Stem cell treatment for neonatal hypoxic ischemic encephalopathy

Grant Type:  Project Grant

Chief investigators: Colditz P, Khosrotehrani K, Bjorkman T, Patel J, Wixey J

Aim: To undertake a systematic pre-clinical study to identify an effective stem cell treatment for neonatal hypoxic ischaemic encephalopathy (HIE).

Background: Neonatal HIE is a major global cause of infant mortality and morbidity. In Australia, moderate or severe neonatal HIE occurs in 2–6/1000 live births with rates up to 5-fold higher in low income countries. There is a high burden of death and lifelong disability; about 25% die and about 25% of those who survive develop permanent motor, cognitive and sensory neurodevelopmental disabilities. HIE is the cause of 15–28% of cerebral palsy and a major lifelong disease burden in terms of emotional, family and economic costs. Hypothermia treatment has resulted in improved outcomes for newborns with HIE, however 1 in 4 of these babies still die and 1 in 4 survivors will have cerebral palsy.
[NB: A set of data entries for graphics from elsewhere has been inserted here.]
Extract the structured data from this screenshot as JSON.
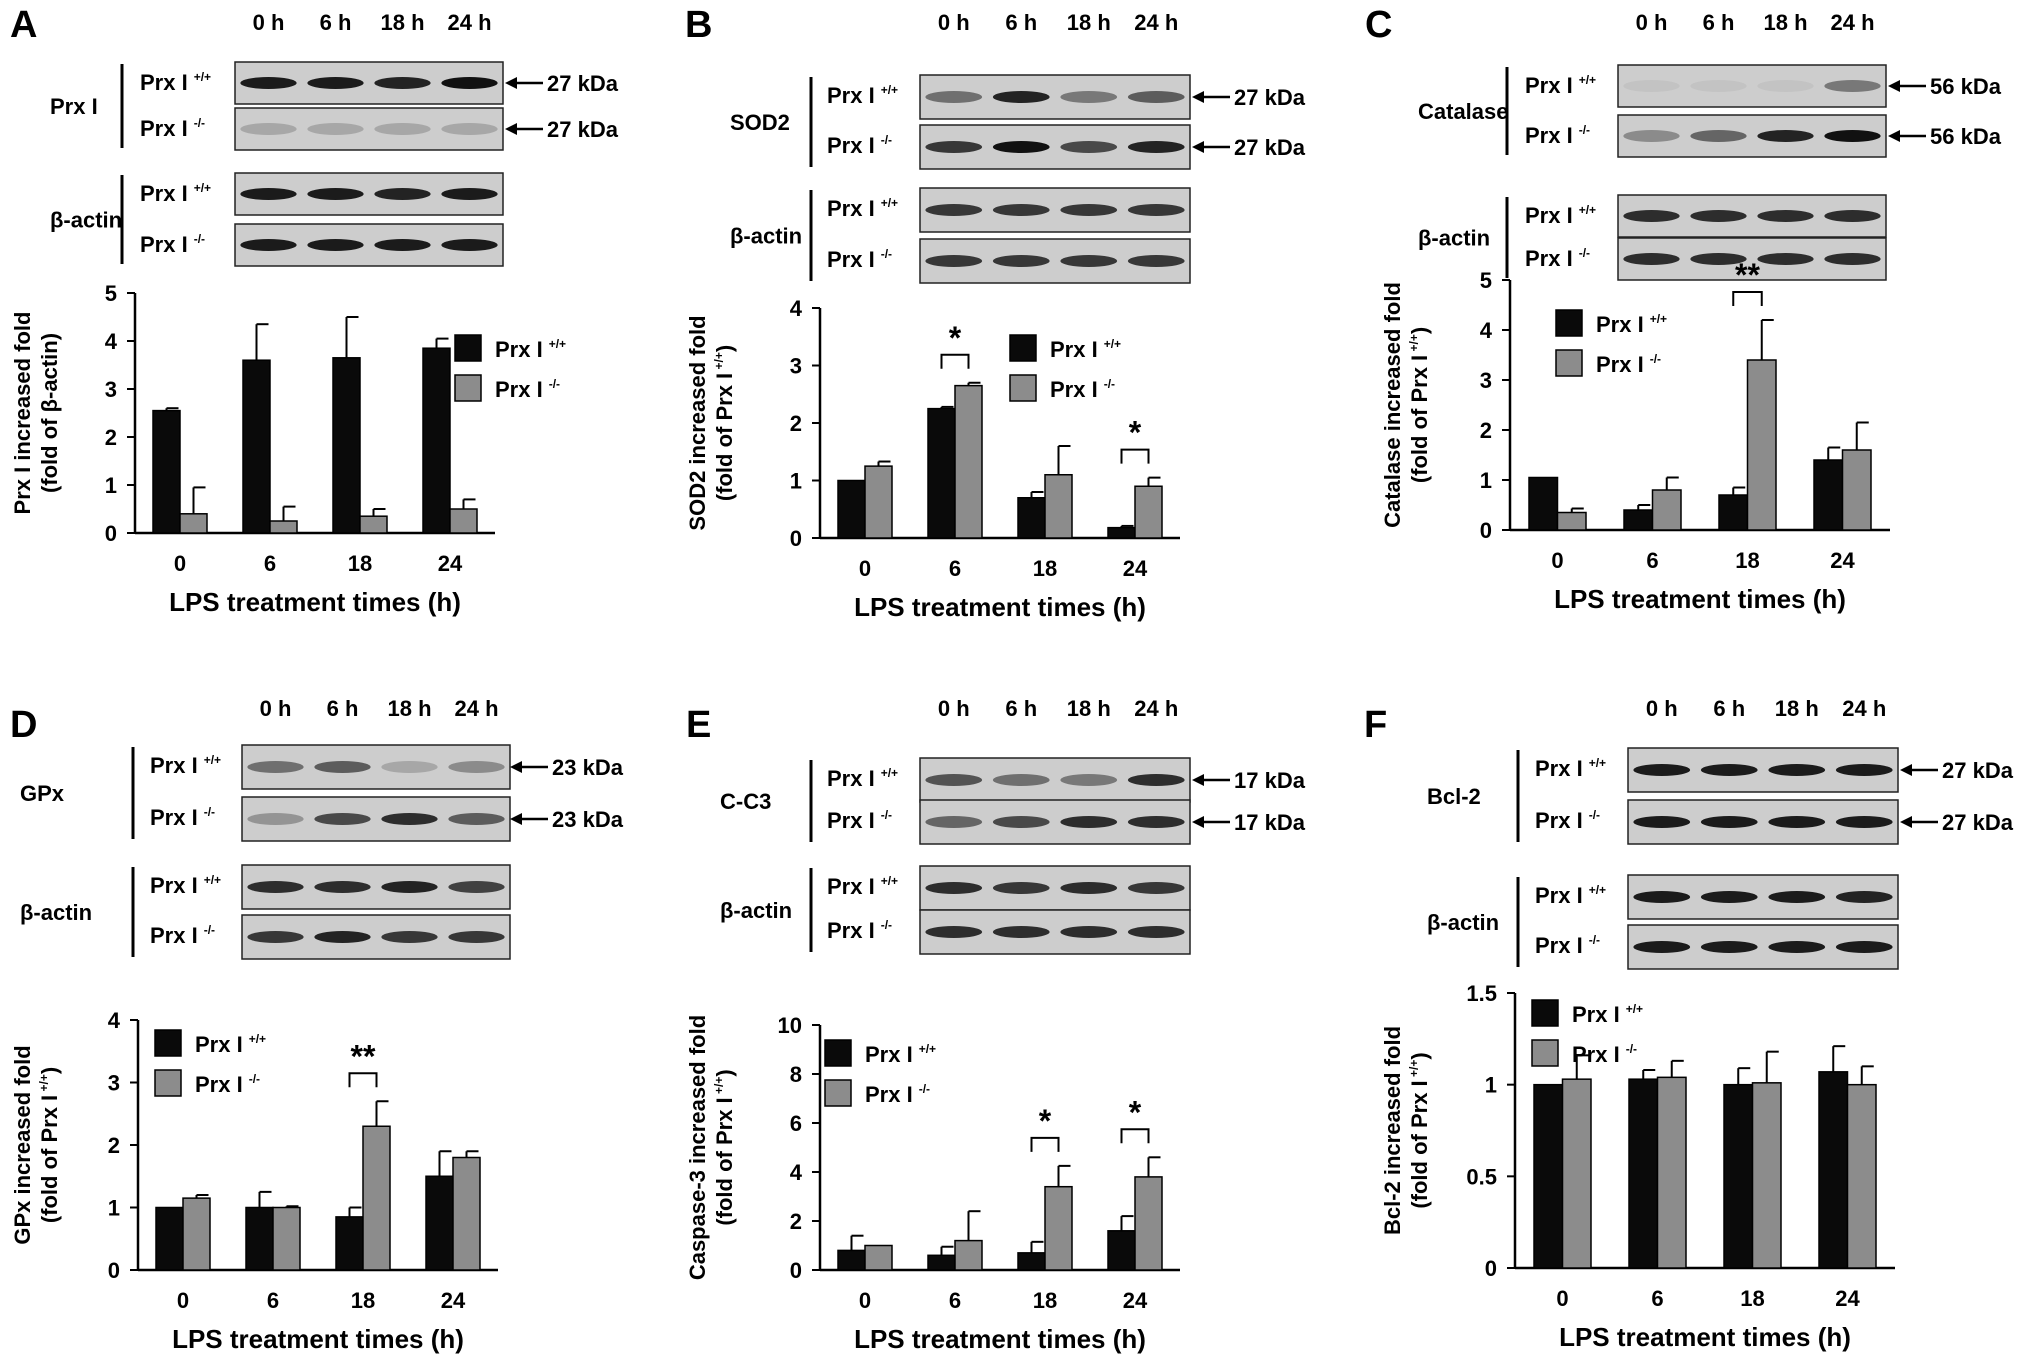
{
  "colors": {
    "wt": "#0a0a0a",
    "ko": "#8c8c8c",
    "blot_bg": "#cdcdcd"
  },
  "chart_data": [
    {
      "type": "bar",
      "panel": "A",
      "categories": [
        "0",
        "6",
        "18",
        "24"
      ],
      "series": [
        {
          "name": "Prx I +/+",
          "values": [
            2.55,
            3.6,
            3.65,
            3.85
          ],
          "errors": [
            0.05,
            0.75,
            0.85,
            0.2
          ]
        },
        {
          "name": "Prx I -/-",
          "values": [
            0.4,
            0.25,
            0.35,
            0.5
          ],
          "errors": [
            0.55,
            0.3,
            0.15,
            0.2
          ]
        }
      ],
      "xlabel": "LPS treatment times (h)",
      "ylabel": [
        "Prx I increased fold",
        "(fold of β-actin)"
      ],
      "ylim": [
        0,
        5
      ],
      "yticks": [
        0,
        1,
        2,
        3,
        4,
        5
      ],
      "significance": [],
      "blot": {
        "lanes": [
          "0 h",
          "6 h",
          "18 h",
          "24 h"
        ],
        "groups": [
          {
            "protein": "Prx I",
            "rows": [
              {
                "genotype": "Prx I",
                "sup": "+/+",
                "size": "27 kDa"
              },
              {
                "genotype": "Prx I",
                "sup": "-/-",
                "size": "27 kDa"
              }
            ]
          },
          {
            "protein": "β-actin",
            "rows": [
              {
                "genotype": "Prx I",
                "sup": "+/+"
              },
              {
                "genotype": "Prx I",
                "sup": "-/-"
              }
            ]
          }
        ]
      }
    },
    {
      "type": "bar",
      "panel": "B",
      "categories": [
        "0",
        "6",
        "18",
        "24"
      ],
      "series": [
        {
          "name": "Prx I +/+",
          "values": [
            1.0,
            2.25,
            0.7,
            0.18
          ],
          "errors": [
            0.0,
            0.03,
            0.1,
            0.03
          ]
        },
        {
          "name": "Prx I -/-",
          "values": [
            1.25,
            2.65,
            1.1,
            0.9
          ],
          "errors": [
            0.08,
            0.05,
            0.5,
            0.15
          ]
        }
      ],
      "xlabel": "LPS treatment times (h)",
      "ylabel": [
        "SOD2 increased fold",
        "(fold of Prx I +/+)"
      ],
      "ylim": [
        0,
        4
      ],
      "yticks": [
        0,
        1,
        2,
        3,
        4
      ],
      "significance": [
        {
          "category": "6",
          "label": "*"
        },
        {
          "category": "24",
          "label": "*"
        }
      ],
      "blot": {
        "lanes": [
          "0 h",
          "6 h",
          "18 h",
          "24 h"
        ],
        "groups": [
          {
            "protein": "SOD2",
            "rows": [
              {
                "genotype": "Prx I",
                "sup": "+/+",
                "size": "27 kDa"
              },
              {
                "genotype": "Prx I",
                "sup": "-/-",
                "size": "27 kDa"
              }
            ]
          },
          {
            "protein": "β-actin",
            "rows": [
              {
                "genotype": "Prx I",
                "sup": "+/+"
              },
              {
                "genotype": "Prx I",
                "sup": "-/-"
              }
            ]
          }
        ]
      }
    },
    {
      "type": "bar",
      "panel": "C",
      "categories": [
        "0",
        "6",
        "18",
        "24"
      ],
      "series": [
        {
          "name": "Prx I +/+",
          "values": [
            1.05,
            0.4,
            0.7,
            1.4
          ],
          "errors": [
            0.0,
            0.1,
            0.15,
            0.25
          ]
        },
        {
          "name": "Prx I -/-",
          "values": [
            0.35,
            0.8,
            3.4,
            1.6
          ],
          "errors": [
            0.08,
            0.25,
            0.8,
            0.55
          ]
        }
      ],
      "xlabel": "LPS treatment times (h)",
      "ylabel": [
        "Catalase increased fold",
        "(fold of Prx I +/+)"
      ],
      "ylim": [
        0,
        5
      ],
      "yticks": [
        0,
        1,
        2,
        3,
        4,
        5
      ],
      "significance": [
        {
          "category": "18",
          "label": "**"
        }
      ],
      "blot": {
        "lanes": [
          "0 h",
          "6 h",
          "18 h",
          "24 h"
        ],
        "groups": [
          {
            "protein": "Catalase",
            "rows": [
              {
                "genotype": "Prx I",
                "sup": "+/+",
                "size": "56 kDa"
              },
              {
                "genotype": "Prx I",
                "sup": "-/-",
                "size": "56 kDa"
              }
            ]
          },
          {
            "protein": "β-actin",
            "rows": [
              {
                "genotype": "Prx I",
                "sup": "+/+"
              },
              {
                "genotype": "Prx I",
                "sup": "-/-"
              }
            ]
          }
        ]
      }
    },
    {
      "type": "bar",
      "panel": "D",
      "categories": [
        "0",
        "6",
        "18",
        "24"
      ],
      "series": [
        {
          "name": "Prx I +/+",
          "values": [
            1.0,
            1.0,
            0.85,
            1.5
          ],
          "errors": [
            0.0,
            0.25,
            0.15,
            0.4
          ]
        },
        {
          "name": "Prx I -/-",
          "values": [
            1.15,
            1.0,
            2.3,
            1.8
          ],
          "errors": [
            0.05,
            0.02,
            0.4,
            0.1
          ]
        }
      ],
      "xlabel": "LPS treatment times (h)",
      "ylabel": [
        "GPx increased fold",
        "(fold of Prx I +/+)"
      ],
      "ylim": [
        0,
        4
      ],
      "yticks": [
        0,
        1,
        2,
        3,
        4
      ],
      "significance": [
        {
          "category": "18",
          "label": "**"
        }
      ],
      "blot": {
        "lanes": [
          "0 h",
          "6 h",
          "18 h",
          "24 h"
        ],
        "groups": [
          {
            "protein": "GPx",
            "rows": [
              {
                "genotype": "Prx I",
                "sup": "+/+",
                "size": "23 kDa"
              },
              {
                "genotype": "Prx I",
                "sup": "-/-",
                "size": "23 kDa"
              }
            ]
          },
          {
            "protein": "β-actin",
            "rows": [
              {
                "genotype": "Prx I",
                "sup": "+/+"
              },
              {
                "genotype": "Prx I",
                "sup": "-/-"
              }
            ]
          }
        ]
      }
    },
    {
      "type": "bar",
      "panel": "E",
      "categories": [
        "0",
        "6",
        "18",
        "24"
      ],
      "series": [
        {
          "name": "Prx I +/+",
          "values": [
            0.8,
            0.6,
            0.7,
            1.6
          ],
          "errors": [
            0.6,
            0.35,
            0.45,
            0.6
          ]
        },
        {
          "name": "Prx I -/-",
          "values": [
            1.0,
            1.2,
            3.4,
            3.8
          ],
          "errors": [
            0.0,
            1.2,
            0.85,
            0.8
          ]
        }
      ],
      "xlabel": "LPS treatment times (h)",
      "ylabel": [
        "Caspase-3 increased fold",
        "(fold of Prx I +/+)"
      ],
      "ylim": [
        0,
        10
      ],
      "yticks": [
        0,
        2,
        4,
        6,
        8,
        10
      ],
      "significance": [
        {
          "category": "18",
          "label": "*"
        },
        {
          "category": "24",
          "label": "*"
        }
      ],
      "blot": {
        "lanes": [
          "0 h",
          "6 h",
          "18 h",
          "24 h"
        ],
        "groups": [
          {
            "protein": "C-C3",
            "rows": [
              {
                "genotype": "Prx I",
                "sup": "+/+",
                "size": "17 kDa"
              },
              {
                "genotype": "Prx I",
                "sup": "-/-",
                "size": "17 kDa"
              }
            ]
          },
          {
            "protein": "β-actin",
            "rows": [
              {
                "genotype": "Prx I",
                "sup": "+/+"
              },
              {
                "genotype": "Prx I",
                "sup": "-/-"
              }
            ]
          }
        ]
      }
    },
    {
      "type": "bar",
      "panel": "F",
      "categories": [
        "0",
        "6",
        "18",
        "24"
      ],
      "series": [
        {
          "name": "Prx I +/+",
          "values": [
            1.0,
            1.03,
            1.0,
            1.07
          ],
          "errors": [
            0.0,
            0.05,
            0.09,
            0.14
          ]
        },
        {
          "name": "Prx I -/-",
          "values": [
            1.03,
            1.04,
            1.01,
            1.0
          ],
          "errors": [
            0.13,
            0.09,
            0.17,
            0.1
          ]
        }
      ],
      "xlabel": "LPS treatment times (h)",
      "ylabel": [
        "Bcl-2 increased fold",
        "(fold of Prx I +/+)"
      ],
      "ylim": [
        0,
        1.5
      ],
      "yticks": [
        0,
        0.5,
        1,
        1.5
      ],
      "significance": [],
      "blot": {
        "lanes": [
          "0 h",
          "6 h",
          "18 h",
          "24 h"
        ],
        "groups": [
          {
            "protein": "Bcl-2",
            "rows": [
              {
                "genotype": "Prx I",
                "sup": "+/+",
                "size": "27 kDa"
              },
              {
                "genotype": "Prx I",
                "sup": "-/-",
                "size": "27 kDa"
              }
            ]
          },
          {
            "protein": "β-actin",
            "rows": [
              {
                "genotype": "Prx I",
                "sup": "+/+"
              },
              {
                "genotype": "Prx I",
                "sup": "-/-"
              }
            ]
          }
        ]
      }
    }
  ]
}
There is a compelling need for additional therapies to reduce the high rate of death and disability in HIE. Stem cell therapy is a key candidate and one we are in an ideal position to progress.
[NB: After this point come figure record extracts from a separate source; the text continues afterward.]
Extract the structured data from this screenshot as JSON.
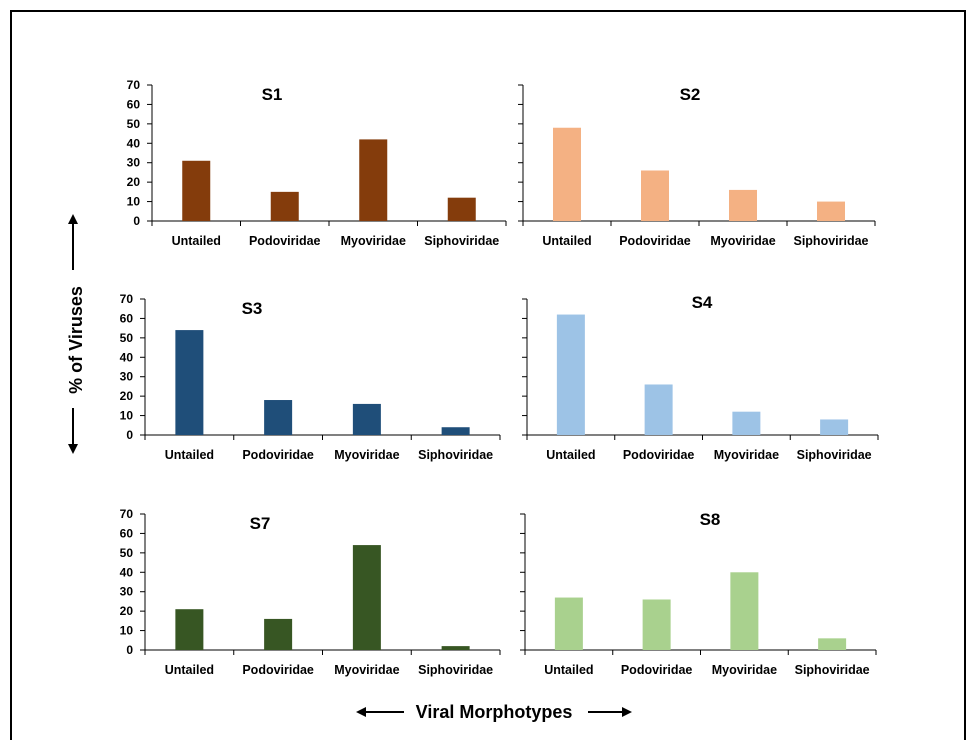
{
  "figure": {
    "ylabel": "% of Viruses",
    "xlabel": "Viral Morphotypes"
  },
  "chart_data": [
    {
      "type": "bar",
      "title": "S1",
      "categories": [
        "Untailed",
        "Podoviridae",
        "Myoviridae",
        "Siphoviridae"
      ],
      "values": [
        31,
        15,
        42,
        12
      ],
      "ylim": [
        0,
        70
      ],
      "yticks": [
        0,
        10,
        20,
        30,
        40,
        50,
        60,
        70
      ],
      "show_tick_labels": true,
      "color": "#843c0c"
    },
    {
      "type": "bar",
      "title": "S2",
      "categories": [
        "Untailed",
        "Podoviridae",
        "Myoviridae",
        "Siphoviridae"
      ],
      "values": [
        48,
        26,
        16,
        10
      ],
      "ylim": [
        0,
        70
      ],
      "yticks": [
        0,
        10,
        20,
        30,
        40,
        50,
        60,
        70
      ],
      "show_tick_labels": false,
      "color": "#f4b183"
    },
    {
      "type": "bar",
      "title": "S3",
      "categories": [
        "Untailed",
        "Podoviridae",
        "Myoviridae",
        "Siphoviridae"
      ],
      "values": [
        54,
        18,
        16,
        4
      ],
      "ylim": [
        0,
        70
      ],
      "yticks": [
        0,
        10,
        20,
        30,
        40,
        50,
        60,
        70
      ],
      "show_tick_labels": true,
      "color": "#1f4e79"
    },
    {
      "type": "bar",
      "title": "S4",
      "categories": [
        "Untailed",
        "Podoviridae",
        "Myoviridae",
        "Siphoviridae"
      ],
      "values": [
        62,
        26,
        12,
        8
      ],
      "ylim": [
        0,
        70
      ],
      "yticks": [
        0,
        10,
        20,
        30,
        40,
        50,
        60,
        70
      ],
      "show_tick_labels": false,
      "color": "#9dc3e6"
    },
    {
      "type": "bar",
      "title": "S7",
      "categories": [
        "Untailed",
        "Podoviridae",
        "Myoviridae",
        "Siphoviridae"
      ],
      "values": [
        21,
        16,
        54,
        2
      ],
      "ylim": [
        0,
        70
      ],
      "yticks": [
        0,
        10,
        20,
        30,
        40,
        50,
        60,
        70
      ],
      "show_tick_labels": true,
      "color": "#375623"
    },
    {
      "type": "bar",
      "title": "S8",
      "categories": [
        "Untailed",
        "Podoviridae",
        "Myoviridae",
        "Siphoviridae"
      ],
      "values": [
        27,
        26,
        40,
        6
      ],
      "ylim": [
        0,
        70
      ],
      "yticks": [
        0,
        10,
        20,
        30,
        40,
        50,
        60,
        70
      ],
      "show_tick_labels": false,
      "color": "#a9d18e"
    }
  ]
}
Hypothesis: Stem cell treatment will provide neuroprotection in the pre-clinical model of neonatal HIE

Methods: In a pre-clinical piglet model of HIE, to optimise stem cell treatment by:
• incorporating hypothermia therapy
• using placentally-derived, high-dose, sorted stem cells
• studying the effect of adjuvant therapy, erythropoietin

Impact: We will use our established piglet model with the incorporation of hypothermia treatment which is standard care in human neonates with HIE. We will establish the neuroprotective efficacy of the stem cell treatment and also any additive protective effect of the adjuvant erythropoietin by measurement of functional and structural brain outcomes. The use of human cells has the merit of being immediately relevant to use in clinical trials. Our established track record and clinical networks will enable effective translation of this study to a definitive RCT in babies.